How it works?
Remote attestation is a security mechanism that allows a remote entity (the "verifier" or "relying party") to cryptographically verify the integrity and authenticity of a system or application running on another machine (the "attester" or "prover"). This is crucial for establishing trust in distributed systems, especially in cloud, edge and AI computing, where you need to be sure that sensitive data is being processed in a secure and uncompromised environment.
Putting it all together
Remote attestation protocol generally works, involving three main parties:
Workload: The system or application (e.g. VM, k8s pod) whose integrity needs to be verified.
Relying Workload: Application or service the attested workload should have access to.
Workload Identity Management Provider: The entity that wants to verify the attester's integrity and decide what access a workload has.

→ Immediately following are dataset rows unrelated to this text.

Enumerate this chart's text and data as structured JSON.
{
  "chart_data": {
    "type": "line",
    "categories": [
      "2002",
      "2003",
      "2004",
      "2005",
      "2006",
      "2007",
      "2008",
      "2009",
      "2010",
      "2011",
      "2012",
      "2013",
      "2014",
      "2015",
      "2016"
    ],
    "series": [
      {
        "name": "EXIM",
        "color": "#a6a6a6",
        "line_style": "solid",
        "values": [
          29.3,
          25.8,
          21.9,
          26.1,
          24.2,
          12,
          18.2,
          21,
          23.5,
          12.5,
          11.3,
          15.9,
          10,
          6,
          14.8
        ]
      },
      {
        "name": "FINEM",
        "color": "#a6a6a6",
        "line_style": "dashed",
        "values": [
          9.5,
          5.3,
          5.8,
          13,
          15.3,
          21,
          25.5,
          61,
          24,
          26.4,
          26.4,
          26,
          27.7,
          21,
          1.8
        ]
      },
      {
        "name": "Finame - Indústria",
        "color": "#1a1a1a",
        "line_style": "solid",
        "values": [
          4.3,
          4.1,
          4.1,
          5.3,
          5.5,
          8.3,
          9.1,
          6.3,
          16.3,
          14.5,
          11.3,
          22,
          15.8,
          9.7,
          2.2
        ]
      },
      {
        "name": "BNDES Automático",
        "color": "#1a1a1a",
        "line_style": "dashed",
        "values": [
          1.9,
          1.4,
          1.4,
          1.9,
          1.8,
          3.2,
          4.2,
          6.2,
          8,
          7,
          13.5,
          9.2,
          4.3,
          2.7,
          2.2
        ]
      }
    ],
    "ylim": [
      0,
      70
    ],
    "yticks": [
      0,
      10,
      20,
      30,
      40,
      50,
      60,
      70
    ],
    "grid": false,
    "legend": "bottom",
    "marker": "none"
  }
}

Trusted Third Party: This could be a Certificate Authority (CA) of a hardware manufacturer (like Intel or AMD). The party forms a public key infrastructure and is the root of trust.
The General Workflow is
the attestor measures the identity of the workload and issues the workload certificate. The attestor's identity itself is certified and rooted down to the CPU's manufacturer Intel, AMD, ARM or NVIDIA. Optionally, the cloud service provider's identity may be included.
Upon reception of the workload certificate, the workload identity management provider verifies the claims/measurements in the certificates, compares the values with reference values, and enforces a policy to grant the workload access to a relying workload.
The workload identity management provider issues a time and resource bound auth token, such that attested workload can authenticate to relying workloads.